The fall of GDP will reduce people's consumer confidence and indirectly reduce their consumption power, and the release of quantity will be under pressure.

Strategy: a company with brand premium is expected to go through the cycle and continue to raise its price on the premise of volume increase.

Since the 08 financial crisis, the growth rate of men's clothing has been consistently higher than that of the industry. The 12 year spring and summer orders will synchronously increase the price while the order grows, and the relative advantage is obvious.

It is an important embodiment of the brand premium capability that the price can still be raised smoothly under the disadvantage.

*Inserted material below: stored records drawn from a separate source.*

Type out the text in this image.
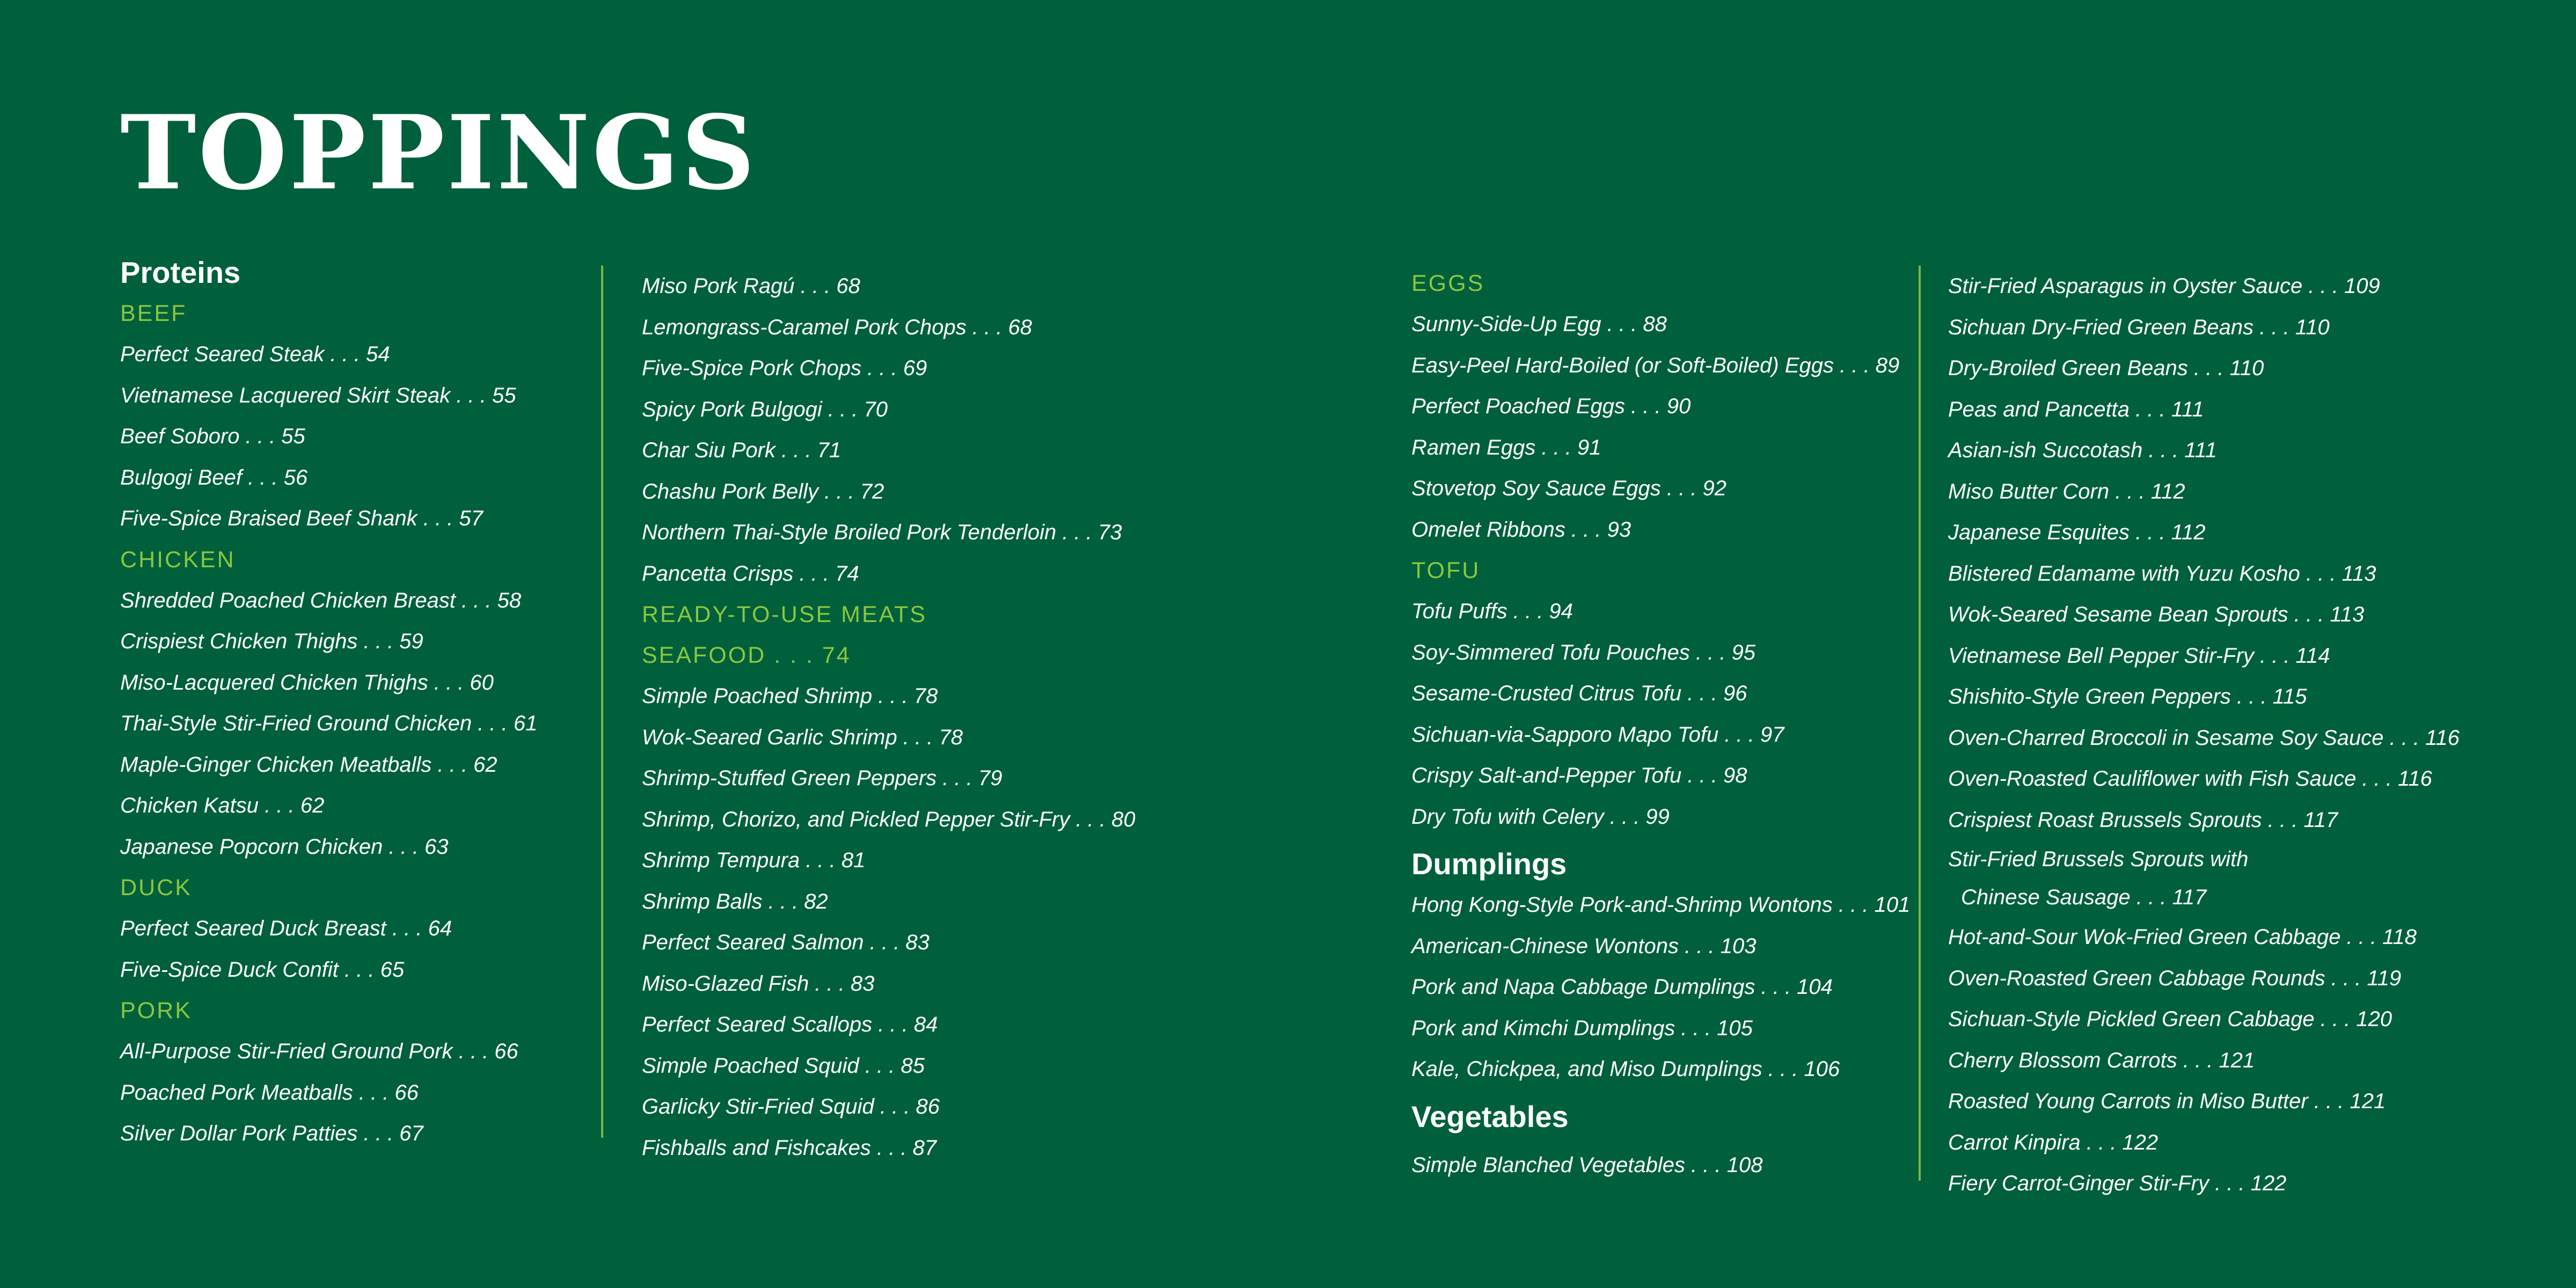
TOPPINGS

Proteins

BEEF

Perfect Seared Steak . . . 54

Vietnamese Lacquered Skirt Steak . . . 55

Beef Soboro . . . 55

Bulgogi Beef . . . 56

Five-Spice Braised Beef Shank . . . 57

CHICKEN

Shredded Poached Chicken Breast . . . 58

Crispiest Chicken Thighs . . . 59

Miso-Lacquered Chicken Thighs . . . 60

Thai-Style Stir-Fried Ground Chicken . . . 61

Maple-Ginger Chicken Meatballs . . . 62

Chicken Katsu . . . 62

Japanese Popcorn Chicken . . . 63

DUCK

Perfect Seared Duck Breast . . . 64

Five-Spice Duck Confit . . . 65

PORK

All-Purpose Stir-Fried Ground Pork . . . 66

Poached Pork Meatballs . . . 66

Silver Dollar Pork Patties . . . 67

Miso Pork Ragú . . . 68

Lemongrass-Caramel Pork Chops . . . 68

Five-Spice Pork Chops . . . 69

Spicy Pork Bulgogi . . . 70

Char Siu Pork . . . 71

Chashu Pork Belly . . . 72

Northern Thai-Style Broiled Pork Tenderloin . . . 73

Pancetta Crisps . . . 74

READY-TO-USE MEATS

SEAFOOD . . . 74

Simple Poached Shrimp . . . 78

Wok-Seared Garlic Shrimp . . . 78

Shrimp-Stuffed Green Peppers . . . 79

Shrimp, Chorizo, and Pickled Pepper Stir-Fry . . . 80

Shrimp Tempura . . . 81

Shrimp Balls . . . 82

Perfect Seared Salmon . . . 83

Miso-Glazed Fish . . . 83

Perfect Seared Scallops . . . 84

Simple Poached Squid . . . 85

Garlicky Stir-Fried Squid . . . 86

Fishballs and Fishcakes . . . 87

EGGS

Sunny-Side-Up Egg . . . 88

Easy-Peel Hard-Boiled (or Soft-Boiled) Eggs . . . 89

Perfect Poached Eggs . . . 90

Ramen Eggs . . . 91

Stovetop Soy Sauce Eggs . . . 92

Omelet Ribbons . . . 93

TOFU

Tofu Puffs . . . 94

Soy-Simmered Tofu Pouches . . . 95

Sesame-Crusted Citrus Tofu . . . 96

Sichuan-via-Sapporo Mapo Tofu . . . 97

Crispy Salt-and-Pepper Tofu . . . 98

Dry Tofu with Celery . . . 99

Dumplings

Hong Kong-Style Pork-and-Shrimp Wontons . . . 101

American-Chinese Wontons . . . 103

Pork and Napa Cabbage Dumplings . . . 104

Pork and Kimchi Dumplings . . . 105

Kale, Chickpea, and Miso Dumplings . . . 106

Vegetables

Simple Blanched Vegetables . . . 108

Stir-Fried Asparagus in Oyster Sauce . . . 109

Sichuan Dry-Fried Green Beans . . . 110

Dry-Broiled Green Beans . . . 110

Peas and Pancetta . . . 111

Asian-ish Succotash . . . 111

Miso Butter Corn . . . 112

Japanese Esquites . . . 112

Blistered Edamame with Yuzu Kosho . . . 113

Wok-Seared Sesame Bean Sprouts . . . 113

Vietnamese Bell Pepper Stir-Fry . . . 114

Shishito-Style Green Peppers . . . 115

Oven-Charred Broccoli in Sesame Soy Sauce . . . 116

Oven-Roasted Cauliflower with Fish Sauce . . . 116

Crispiest Roast Brussels Sprouts . . . 117

Stir-Fried Brussels Sprouts with
Chinese Sausage . . . 117

Hot-and-Sour Wok-Fried Green Cabbage . . . 118

Oven-Roasted Green Cabbage Rounds . . . 119

Sichuan-Style Pickled Green Cabbage . . . 120

Cherry Blossom Carrots . . . 121

Roasted Young Carrots in Miso Butter . . . 121

Carrot Kinpira . . . 122

Fiery Carrot-Ginger Stir-Fry . . . 122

Through the cycle, focusing on Growth -- optimistic about the men's clothing industry


The PEG of most brand clothing companies is between 0.5-0.8 and has a strong margin of safety.

Considering the high growth space brought by the rise of domestic demand to local brand enterprises and the macro environment of inflation decline and economic growth decline in the first half of 12 years, the recommended varieties are men's clothing and home textile sub sectors (the growth rate is above 30%, and 12 years PE is between 20-23X).

The promising companies are seven wolves, nine herd kings, Hinur, good news birds, Luo Lai home textiles, fuanna and Meng Jie home textiles.


Risk warning


A sharp downturn in the economy has slowed down consumption, and the cost of raw materials, labor and channels has risen more than expected.